27. Masalah Besar

959 105 1
                                    

Langit kuning keemasan menghiasi langit sore. Semilir angin mampu menyibak hordeng-hordeng yang terbuka jendelanya. Buku-buku tertata rapih. Dalam waktu sepersekian detik, kemoceng bulu menyentuh. Seseorang tengah membersihkan etalase.

Buku dengan cover kulit yang diwarnai merah maroon menjadi perhatian. Ailee membaca judul, bibirnya bergerak tanpa suara.

“Kau tertarik dengan buku itu?” Suara baritone tepat berdengung di belakang telinga Ailee. Sangat dekat. Sampai Ailee bisa merasakan hembusan nafasnya.

“Ti-tidak.”

Licht tersenyum kecil. Dia ambil buku itu. “Kau boleh membaca apapun yang kau mau. Jangan sungkan.” Ailee menunduk. Diajarkan membaca saja sudah beruntung. Pelayan mana yang diperlakukan sebaik Ailee? Licht selalu memberi apapun yang Ailee suka. 

Aroma segar menguar. Datang dari Tuannya. Adalah seberat-beratnya ujian saat Tuannya baru selesai mandi. Pipinya bersemu merah. Seperti biasa, matanya tak sanggup menatap manik sebiru langit itu.

“Te-terimakasih.” Ailee mengambil buku itu. Yang pada dasarnya hanya iseng dia lirik.

Ruang kerja menjadi satu-satunya tempat bagi Ailee bebas menjadi siapa pun. Licht tak memasang etiket bangsawan. Membiarkan Ailee berekpresi sesukanya. Membaca, menikmati camilan di meja. Atau sekedar melamun di jendela. Teritori ini adalah milik mereka. Tak ada kasta. Hanya dua orang biasa.
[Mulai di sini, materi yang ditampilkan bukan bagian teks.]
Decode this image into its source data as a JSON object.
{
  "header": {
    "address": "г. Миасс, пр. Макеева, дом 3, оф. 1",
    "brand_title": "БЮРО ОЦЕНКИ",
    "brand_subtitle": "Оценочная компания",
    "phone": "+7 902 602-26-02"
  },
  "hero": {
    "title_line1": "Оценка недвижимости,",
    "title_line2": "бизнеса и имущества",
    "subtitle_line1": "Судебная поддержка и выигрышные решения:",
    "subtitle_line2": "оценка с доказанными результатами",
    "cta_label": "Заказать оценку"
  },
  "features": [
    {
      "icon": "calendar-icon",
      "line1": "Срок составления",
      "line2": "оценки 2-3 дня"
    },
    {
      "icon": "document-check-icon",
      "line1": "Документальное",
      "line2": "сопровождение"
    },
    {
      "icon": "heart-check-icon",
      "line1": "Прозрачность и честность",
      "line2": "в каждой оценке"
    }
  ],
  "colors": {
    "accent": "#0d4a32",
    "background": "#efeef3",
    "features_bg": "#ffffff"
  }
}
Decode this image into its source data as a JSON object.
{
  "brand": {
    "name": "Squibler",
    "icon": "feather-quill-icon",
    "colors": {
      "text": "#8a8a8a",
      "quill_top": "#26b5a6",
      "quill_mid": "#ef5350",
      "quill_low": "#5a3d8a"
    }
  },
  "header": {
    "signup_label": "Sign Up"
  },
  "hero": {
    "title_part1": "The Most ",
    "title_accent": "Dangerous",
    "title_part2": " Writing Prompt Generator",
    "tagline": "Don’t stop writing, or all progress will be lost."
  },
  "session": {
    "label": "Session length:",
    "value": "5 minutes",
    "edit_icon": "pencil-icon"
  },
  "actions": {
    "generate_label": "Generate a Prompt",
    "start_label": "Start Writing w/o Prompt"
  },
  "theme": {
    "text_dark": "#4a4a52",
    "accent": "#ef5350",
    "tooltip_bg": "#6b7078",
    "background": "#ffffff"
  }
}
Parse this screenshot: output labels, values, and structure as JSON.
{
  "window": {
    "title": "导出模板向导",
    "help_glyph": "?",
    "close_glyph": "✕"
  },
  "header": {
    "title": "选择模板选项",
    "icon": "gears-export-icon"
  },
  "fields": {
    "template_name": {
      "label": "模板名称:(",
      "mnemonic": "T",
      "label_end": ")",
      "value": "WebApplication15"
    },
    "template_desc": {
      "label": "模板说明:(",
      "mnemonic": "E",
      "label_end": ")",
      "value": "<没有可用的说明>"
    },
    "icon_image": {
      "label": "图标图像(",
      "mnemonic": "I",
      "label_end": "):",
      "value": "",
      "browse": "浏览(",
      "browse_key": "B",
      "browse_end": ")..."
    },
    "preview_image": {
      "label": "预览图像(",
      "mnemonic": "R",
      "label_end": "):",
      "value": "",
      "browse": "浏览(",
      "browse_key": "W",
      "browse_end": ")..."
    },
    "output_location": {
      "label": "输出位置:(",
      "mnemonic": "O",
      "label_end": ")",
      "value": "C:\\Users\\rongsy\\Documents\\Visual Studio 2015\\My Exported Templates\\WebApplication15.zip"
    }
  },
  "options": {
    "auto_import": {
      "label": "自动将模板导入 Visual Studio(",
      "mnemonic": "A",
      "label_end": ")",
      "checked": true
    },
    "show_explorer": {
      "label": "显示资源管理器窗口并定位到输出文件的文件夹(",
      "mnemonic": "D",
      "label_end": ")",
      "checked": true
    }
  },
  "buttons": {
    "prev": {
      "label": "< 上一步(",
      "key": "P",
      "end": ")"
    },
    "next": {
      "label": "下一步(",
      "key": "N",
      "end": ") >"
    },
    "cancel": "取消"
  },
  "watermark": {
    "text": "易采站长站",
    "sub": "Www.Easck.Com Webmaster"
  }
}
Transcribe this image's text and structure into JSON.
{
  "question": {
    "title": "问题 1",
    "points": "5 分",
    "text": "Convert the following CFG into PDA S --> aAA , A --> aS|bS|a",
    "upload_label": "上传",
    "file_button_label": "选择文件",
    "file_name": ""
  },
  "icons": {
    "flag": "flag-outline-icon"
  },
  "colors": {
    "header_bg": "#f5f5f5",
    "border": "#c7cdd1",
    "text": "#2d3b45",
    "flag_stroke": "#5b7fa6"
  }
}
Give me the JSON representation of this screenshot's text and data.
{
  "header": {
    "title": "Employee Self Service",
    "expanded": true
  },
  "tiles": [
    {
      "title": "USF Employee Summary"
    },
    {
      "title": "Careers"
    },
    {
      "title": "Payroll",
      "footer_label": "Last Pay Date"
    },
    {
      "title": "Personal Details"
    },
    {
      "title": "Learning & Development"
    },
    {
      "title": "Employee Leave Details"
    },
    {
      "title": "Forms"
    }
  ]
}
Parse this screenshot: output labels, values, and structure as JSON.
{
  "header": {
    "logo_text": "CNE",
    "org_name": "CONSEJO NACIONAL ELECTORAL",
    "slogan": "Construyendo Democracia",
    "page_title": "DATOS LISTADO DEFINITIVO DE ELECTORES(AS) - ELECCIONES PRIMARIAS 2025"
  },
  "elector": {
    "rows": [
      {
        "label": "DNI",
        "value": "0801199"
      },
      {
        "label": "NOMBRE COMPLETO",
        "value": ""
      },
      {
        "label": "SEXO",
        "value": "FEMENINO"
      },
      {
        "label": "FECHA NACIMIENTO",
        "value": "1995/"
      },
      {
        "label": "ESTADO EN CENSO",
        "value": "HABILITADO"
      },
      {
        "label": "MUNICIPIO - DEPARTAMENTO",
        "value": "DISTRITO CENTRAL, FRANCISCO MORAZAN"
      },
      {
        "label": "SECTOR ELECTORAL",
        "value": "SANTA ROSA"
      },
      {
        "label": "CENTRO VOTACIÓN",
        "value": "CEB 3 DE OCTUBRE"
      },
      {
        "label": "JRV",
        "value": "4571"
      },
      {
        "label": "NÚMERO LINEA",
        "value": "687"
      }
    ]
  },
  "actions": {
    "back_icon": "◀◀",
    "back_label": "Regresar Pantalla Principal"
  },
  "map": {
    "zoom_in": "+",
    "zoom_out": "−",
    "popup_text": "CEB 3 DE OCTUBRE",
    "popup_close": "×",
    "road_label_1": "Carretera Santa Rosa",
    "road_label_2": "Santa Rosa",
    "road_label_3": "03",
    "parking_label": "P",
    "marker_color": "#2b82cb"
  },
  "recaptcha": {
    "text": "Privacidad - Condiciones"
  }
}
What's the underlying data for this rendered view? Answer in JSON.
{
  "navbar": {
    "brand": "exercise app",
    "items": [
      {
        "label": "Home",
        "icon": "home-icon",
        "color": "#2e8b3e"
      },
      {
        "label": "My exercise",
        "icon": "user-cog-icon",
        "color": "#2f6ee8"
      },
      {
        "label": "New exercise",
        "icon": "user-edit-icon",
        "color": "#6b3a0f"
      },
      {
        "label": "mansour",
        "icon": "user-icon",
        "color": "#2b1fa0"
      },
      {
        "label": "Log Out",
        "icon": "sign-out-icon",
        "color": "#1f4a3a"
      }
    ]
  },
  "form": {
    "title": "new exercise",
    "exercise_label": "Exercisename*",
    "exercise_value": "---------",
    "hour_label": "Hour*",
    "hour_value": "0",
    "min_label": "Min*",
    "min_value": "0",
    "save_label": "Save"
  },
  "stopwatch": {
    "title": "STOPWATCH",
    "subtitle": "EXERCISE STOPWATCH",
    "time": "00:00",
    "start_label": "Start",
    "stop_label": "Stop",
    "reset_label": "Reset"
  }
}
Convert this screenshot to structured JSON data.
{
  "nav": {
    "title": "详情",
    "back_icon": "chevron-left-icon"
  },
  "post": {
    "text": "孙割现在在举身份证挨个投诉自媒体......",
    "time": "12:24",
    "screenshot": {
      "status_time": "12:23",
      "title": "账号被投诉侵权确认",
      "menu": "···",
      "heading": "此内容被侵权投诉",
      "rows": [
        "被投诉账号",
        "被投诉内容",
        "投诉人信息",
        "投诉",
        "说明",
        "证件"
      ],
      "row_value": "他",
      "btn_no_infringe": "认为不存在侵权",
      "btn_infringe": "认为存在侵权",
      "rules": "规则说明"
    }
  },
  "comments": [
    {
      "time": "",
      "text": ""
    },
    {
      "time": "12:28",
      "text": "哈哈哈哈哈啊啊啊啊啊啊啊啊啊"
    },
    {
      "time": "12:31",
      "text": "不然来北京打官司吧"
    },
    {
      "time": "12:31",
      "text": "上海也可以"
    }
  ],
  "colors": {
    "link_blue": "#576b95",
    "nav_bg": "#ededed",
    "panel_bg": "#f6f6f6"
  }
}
Suara kekehan terdengar. Ailee menoleh. Mendapati Licht di meja kerja. Samar semu merah kentara di antara proporsi sempurna wajah paripurna. Wanita mana yang tidak luluh melihat wajah bak pahatan dewa itu? Dia ahlinya menebarkan aura pemikat.

“A-ada apa?” tanya Ailee. Keheranan. Dia meninggalkan fokusnya pada buku. Menunggu jawaban.

“Tidak. Aku hanya ingat sesuatu yang lucu.” Licht berdiri. Dia duduk di samping Ailee. “Hei, boleh kupinjam bahu mu sebentar?”

Ailee meneleng. “Boleh saja. Tapi untuk apa?”

“Untuk ini….” Licht mendaratkan kepalanya. Lalu memejamkan mata. “Berat?” tanyanya.

“Ti-tidak.”

Sungguh! Ailee mematung detik itu juga.  Ailee tidak bisa berpikir waras. Dia memilih diam.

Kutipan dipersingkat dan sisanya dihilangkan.